Abhijit Chopra se enteró del acuerdo de paz entre Estados Unidos e Irán por los mensajes de su familia y sus amigos. Es capitán de un petrolero y lleva fondeado en el Golfo Pérsico desde finales de enero. Cuando su teléfono se llenó de notificaciones, tuvo que contener el entusiasmo.

Chopra y su tripulación de 21 personas —20 indios y un ucraniano— quedaron atrapados cuando estalló la guerra el 28 de febrero. Al principio pelearon contra el miedo. Después llegó el aburrimiento, y con él la tarea diaria de no dejar que los pensamientos negativos ganaran terreno.

Cenan juntos. Cantan viejas canciones en hindi en el karaoke del barco. A comienzos de marzo celebraron el Holi a bordo, pintándose la frente con cúrcuma sacada de la cocina.

Las señales de una posible reapertura del estrecho iban y venían desde hace semanas. Por eso Chopra ya no se ilusiona tan rápido.

“Cuando dijeron que el estrecho de Ormuz estaba abierto, nos sentimos un poco optimistas ante la posibilidad de que el buque pudiera transitar”, contó a Bloomberg. Pero llegaron noticias de nuevos ataques a petroleros y la tripulación entendió que seguirían varados. “Hubo un poco de decepción”.

Según la Organización Marítima Internacional (OMI), unos 8.000 marineros ajenos a la región permanecen fondeados en el golfo. Durante toda la guerra llegaron a quedar atrapados 11.000, repartidos en 600 embarcaciones.

Su situación expone algo que rara vez se piensa: la economía mundial depende de personas dispuestas a quedarse en medio de misiles y drones para que la carga siga llegando a puerto.

“En última instancia, solo somos personas corrientes. Somos padres, hijos y maridos que llevamos meses en alta mar cumpliendo con nuestro deber”, dijo Chopra. “Lo hacemos porque alguien tiene que hacerlo, y las mercancías y las economías del mundo dependen de todo este trabajo marítimo”.

Puede leer: Tránsito por el estrecho de Ormuz se abre tras acuerdo entre Irán y Estados Unidos

Por qué el mundo entero depende de estos barcos

Los buques de alta mar transportan más del 80% de las mercancías del planeta, un volumen que equivale a cerca del 70% del valor total del comercio mundial, según cálculos del Banco Mundial.
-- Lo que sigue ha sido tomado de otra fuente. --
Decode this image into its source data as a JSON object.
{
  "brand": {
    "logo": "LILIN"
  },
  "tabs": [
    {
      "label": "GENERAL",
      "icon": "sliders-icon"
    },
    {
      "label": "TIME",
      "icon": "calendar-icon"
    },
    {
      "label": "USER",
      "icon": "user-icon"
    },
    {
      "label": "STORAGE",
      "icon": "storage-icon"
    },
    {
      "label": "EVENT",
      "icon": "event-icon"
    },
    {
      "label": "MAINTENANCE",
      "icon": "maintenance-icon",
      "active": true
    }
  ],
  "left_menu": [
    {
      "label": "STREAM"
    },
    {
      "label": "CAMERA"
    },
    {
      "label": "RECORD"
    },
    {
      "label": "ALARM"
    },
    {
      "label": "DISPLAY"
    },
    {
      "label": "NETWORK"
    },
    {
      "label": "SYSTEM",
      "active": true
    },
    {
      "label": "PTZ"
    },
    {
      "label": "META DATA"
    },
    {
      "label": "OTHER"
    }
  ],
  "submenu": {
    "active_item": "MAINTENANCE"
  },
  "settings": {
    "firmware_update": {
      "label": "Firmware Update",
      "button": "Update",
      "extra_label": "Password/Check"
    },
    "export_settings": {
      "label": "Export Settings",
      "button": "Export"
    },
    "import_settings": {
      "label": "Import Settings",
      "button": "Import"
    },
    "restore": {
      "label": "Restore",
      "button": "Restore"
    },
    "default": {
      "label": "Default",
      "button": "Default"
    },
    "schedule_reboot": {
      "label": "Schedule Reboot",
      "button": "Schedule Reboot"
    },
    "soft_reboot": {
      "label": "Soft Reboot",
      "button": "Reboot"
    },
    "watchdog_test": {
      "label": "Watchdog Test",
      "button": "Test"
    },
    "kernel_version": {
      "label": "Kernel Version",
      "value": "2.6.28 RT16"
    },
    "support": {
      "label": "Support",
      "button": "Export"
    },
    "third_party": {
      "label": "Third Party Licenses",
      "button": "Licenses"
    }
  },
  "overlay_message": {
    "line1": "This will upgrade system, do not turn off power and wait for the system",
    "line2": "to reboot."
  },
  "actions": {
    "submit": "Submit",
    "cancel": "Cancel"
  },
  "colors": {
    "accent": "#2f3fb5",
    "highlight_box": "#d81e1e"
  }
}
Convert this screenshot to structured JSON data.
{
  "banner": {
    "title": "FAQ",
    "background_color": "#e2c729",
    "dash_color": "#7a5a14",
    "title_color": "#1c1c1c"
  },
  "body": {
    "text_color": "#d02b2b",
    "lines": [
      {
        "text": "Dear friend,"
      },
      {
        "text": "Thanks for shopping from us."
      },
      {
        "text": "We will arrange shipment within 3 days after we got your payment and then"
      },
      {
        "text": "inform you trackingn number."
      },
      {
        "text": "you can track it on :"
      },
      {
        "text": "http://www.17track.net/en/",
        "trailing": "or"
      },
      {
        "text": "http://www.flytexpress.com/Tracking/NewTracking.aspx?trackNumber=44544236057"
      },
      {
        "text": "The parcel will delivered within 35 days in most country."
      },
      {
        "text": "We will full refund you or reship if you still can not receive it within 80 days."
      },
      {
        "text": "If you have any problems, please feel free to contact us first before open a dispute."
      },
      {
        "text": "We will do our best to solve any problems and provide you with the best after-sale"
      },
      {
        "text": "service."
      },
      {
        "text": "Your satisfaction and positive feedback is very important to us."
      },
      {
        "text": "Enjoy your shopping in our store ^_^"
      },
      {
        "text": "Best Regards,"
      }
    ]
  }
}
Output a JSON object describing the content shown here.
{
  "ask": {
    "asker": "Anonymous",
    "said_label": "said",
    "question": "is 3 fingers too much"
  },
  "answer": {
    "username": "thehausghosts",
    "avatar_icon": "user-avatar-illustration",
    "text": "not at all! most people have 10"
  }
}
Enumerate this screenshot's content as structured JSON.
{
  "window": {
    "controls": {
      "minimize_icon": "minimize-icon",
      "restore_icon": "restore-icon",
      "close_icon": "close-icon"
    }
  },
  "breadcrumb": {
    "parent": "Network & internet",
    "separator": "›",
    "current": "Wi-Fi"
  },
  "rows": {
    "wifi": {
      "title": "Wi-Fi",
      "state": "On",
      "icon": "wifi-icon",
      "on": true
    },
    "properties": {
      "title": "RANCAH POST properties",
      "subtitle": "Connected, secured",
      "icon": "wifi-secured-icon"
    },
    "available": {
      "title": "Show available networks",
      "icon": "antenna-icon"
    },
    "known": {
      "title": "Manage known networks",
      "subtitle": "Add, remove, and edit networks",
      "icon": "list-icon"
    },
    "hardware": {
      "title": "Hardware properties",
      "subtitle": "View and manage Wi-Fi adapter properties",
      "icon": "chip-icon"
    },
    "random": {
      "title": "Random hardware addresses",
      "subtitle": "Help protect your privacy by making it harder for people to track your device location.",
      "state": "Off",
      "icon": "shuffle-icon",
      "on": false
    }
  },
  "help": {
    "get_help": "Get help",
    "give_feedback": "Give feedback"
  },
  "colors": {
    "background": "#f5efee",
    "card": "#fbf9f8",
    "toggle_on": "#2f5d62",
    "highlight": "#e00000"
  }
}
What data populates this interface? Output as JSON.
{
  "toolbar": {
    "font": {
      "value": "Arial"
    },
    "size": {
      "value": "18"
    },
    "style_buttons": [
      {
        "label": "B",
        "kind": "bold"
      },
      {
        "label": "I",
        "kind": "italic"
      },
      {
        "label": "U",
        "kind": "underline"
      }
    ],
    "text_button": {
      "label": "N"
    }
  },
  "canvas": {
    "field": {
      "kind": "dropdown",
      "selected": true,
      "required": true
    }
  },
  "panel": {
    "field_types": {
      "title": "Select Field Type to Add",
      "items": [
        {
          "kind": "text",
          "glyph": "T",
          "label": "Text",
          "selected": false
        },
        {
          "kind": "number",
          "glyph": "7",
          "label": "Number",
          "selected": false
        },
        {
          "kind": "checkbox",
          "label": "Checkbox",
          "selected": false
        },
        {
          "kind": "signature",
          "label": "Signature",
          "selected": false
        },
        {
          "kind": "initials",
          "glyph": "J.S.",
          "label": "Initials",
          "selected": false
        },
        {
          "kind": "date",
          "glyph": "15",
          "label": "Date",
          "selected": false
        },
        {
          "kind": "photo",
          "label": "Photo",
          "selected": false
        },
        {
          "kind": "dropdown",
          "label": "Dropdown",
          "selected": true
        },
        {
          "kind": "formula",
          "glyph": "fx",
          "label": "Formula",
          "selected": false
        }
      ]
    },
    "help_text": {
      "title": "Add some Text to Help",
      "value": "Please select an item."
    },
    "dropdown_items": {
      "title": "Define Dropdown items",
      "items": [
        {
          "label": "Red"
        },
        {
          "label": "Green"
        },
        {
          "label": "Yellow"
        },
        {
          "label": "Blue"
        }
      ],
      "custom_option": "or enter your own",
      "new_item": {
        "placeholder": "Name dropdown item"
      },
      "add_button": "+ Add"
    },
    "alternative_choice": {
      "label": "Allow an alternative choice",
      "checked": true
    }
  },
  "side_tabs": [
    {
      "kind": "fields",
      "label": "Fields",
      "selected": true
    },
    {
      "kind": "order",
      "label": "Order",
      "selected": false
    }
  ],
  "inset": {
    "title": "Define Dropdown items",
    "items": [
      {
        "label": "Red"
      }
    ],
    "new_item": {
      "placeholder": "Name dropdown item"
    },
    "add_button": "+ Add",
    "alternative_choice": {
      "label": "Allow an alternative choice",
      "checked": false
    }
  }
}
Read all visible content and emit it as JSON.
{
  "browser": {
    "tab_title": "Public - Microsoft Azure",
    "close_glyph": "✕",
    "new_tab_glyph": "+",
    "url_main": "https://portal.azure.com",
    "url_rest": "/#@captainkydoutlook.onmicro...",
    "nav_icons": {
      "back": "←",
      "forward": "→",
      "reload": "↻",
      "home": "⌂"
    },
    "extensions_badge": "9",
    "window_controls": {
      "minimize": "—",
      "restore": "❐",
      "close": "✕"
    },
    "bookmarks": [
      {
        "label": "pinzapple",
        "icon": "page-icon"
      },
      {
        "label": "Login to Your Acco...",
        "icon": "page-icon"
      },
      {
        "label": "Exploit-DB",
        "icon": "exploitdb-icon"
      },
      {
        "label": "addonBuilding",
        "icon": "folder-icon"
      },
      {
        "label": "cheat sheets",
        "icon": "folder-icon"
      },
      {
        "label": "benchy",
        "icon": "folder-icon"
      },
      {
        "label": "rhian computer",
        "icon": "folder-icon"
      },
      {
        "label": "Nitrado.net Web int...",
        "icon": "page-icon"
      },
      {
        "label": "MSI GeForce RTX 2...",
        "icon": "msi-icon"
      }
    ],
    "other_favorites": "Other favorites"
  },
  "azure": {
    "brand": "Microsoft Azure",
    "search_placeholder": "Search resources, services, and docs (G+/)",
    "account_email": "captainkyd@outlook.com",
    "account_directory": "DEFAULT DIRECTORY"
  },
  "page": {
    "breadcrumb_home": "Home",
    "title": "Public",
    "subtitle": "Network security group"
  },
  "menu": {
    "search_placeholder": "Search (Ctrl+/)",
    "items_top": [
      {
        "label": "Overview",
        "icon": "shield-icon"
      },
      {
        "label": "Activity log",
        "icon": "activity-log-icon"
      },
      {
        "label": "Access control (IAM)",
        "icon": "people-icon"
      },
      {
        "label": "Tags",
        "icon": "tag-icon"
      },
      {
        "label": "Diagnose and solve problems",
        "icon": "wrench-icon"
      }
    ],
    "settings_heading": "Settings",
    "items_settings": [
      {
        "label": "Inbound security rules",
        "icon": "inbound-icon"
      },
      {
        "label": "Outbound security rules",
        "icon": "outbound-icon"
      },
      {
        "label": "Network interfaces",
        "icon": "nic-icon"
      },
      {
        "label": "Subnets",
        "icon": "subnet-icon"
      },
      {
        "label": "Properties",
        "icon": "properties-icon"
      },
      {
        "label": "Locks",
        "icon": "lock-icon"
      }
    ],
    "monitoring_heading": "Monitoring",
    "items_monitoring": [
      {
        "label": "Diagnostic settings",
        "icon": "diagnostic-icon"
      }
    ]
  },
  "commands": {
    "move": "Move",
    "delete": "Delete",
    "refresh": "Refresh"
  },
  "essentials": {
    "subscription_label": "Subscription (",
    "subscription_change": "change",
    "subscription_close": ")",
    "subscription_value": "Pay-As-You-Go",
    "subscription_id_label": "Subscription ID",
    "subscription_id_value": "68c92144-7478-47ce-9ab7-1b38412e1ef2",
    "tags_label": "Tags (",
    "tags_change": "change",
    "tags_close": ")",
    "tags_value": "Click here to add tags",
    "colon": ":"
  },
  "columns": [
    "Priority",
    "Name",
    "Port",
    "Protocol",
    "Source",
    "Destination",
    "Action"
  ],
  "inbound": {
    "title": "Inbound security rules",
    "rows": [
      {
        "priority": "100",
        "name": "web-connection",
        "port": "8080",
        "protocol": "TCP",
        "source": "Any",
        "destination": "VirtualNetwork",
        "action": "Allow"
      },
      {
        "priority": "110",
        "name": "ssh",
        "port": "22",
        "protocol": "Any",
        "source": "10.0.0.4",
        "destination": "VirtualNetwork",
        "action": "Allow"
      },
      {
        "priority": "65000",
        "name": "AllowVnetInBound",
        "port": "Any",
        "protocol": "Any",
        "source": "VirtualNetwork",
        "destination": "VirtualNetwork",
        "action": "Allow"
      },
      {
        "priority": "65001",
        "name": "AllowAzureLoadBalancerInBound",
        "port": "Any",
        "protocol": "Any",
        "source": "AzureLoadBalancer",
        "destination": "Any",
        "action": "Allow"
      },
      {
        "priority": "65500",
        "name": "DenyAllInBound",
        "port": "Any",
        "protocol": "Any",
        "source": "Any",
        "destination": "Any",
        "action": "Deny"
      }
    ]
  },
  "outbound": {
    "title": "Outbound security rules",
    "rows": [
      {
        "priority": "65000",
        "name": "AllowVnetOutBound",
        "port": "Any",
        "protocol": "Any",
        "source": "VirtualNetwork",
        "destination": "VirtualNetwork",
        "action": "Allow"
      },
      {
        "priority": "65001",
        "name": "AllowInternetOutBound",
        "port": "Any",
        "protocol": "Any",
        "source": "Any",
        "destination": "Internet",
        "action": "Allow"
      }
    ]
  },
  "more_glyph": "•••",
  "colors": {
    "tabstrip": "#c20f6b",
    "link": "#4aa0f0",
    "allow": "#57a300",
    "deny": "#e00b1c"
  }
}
Casi 2,6 millones de marineros prestan servicio hoy en una flota mundial de más de 85.000 buques mercantes, de acuerdo con un informe conjunto de BIMCO y la Cámara Internacional de Transporte Marítimo. La mayoría viene de países de ingresos bajos, sobre todo de Asia. Filipinas e India aportan juntas cerca del 30% de esa mano de obra.

Trabajar en un buque implica pasar meses lejos de casa. El Convenio sobre el Trabajo Marítimo, un tratado de la Organización Internacional del Trabajo, fija los derechos laborales y de bienestar de estos trabajadores, incluidas las protecciones para situaciones extraordinarias como una guerra.

El problema es que el transporte marítimo es un negocio descentralizado, y su cumplimiento es desigual. Los armadores grandes suelen respetar la norma. Los marineros que trabajan para empresas pequeñas no siempre corren la misma suerte.

“El transporte marítimo mundial está prácticamente configurado para ofrecer múltiples y diversos canales de propiedad y explotación, de modo que puedo ser un armador con sede en Londres, enarbolar pabellón de Liberia y registrar el buque en Grecia, y limitarme a obtener ingresos del mismo”, explicó Ben Bailey, director de programas de Mission to Seafarers.

“Son los marinos quienes corren el riesgo de quedar al margen y de que no se respeten sus derechos”.

Entérese: Buques cargados de petróleo vuelven a salir del estrecho de Ormuz tras acuerdo entre EE.UU. e Irán

El día que la guerra les cambió el rumbo

Raman Kapoor, capitán de un petrolero Suezmax, le quedaban diez días para terminar su turno cuando estalló el conflicto el 28 de febrero. Su buque acababa de cargar crudo en el puerto iraquí de Basora cuando el piloto de tierra llegó corriendo a avisarle de los ataques en Ormuz.

Minutos después, sus superiores le ordenaron zarpar del puerto y dirigirse a un fondeadero en el golfo. “Todo el panorama cambió”, relató Kapoor. “Nuestros procedimientos, cuál iba a ser nuestro próximo puerto, el calendario del buque, todo cambió. De repente nos dimos cuenta de que nos encontrábamos en una zona de guerra y de que no había ninguna salida segura”.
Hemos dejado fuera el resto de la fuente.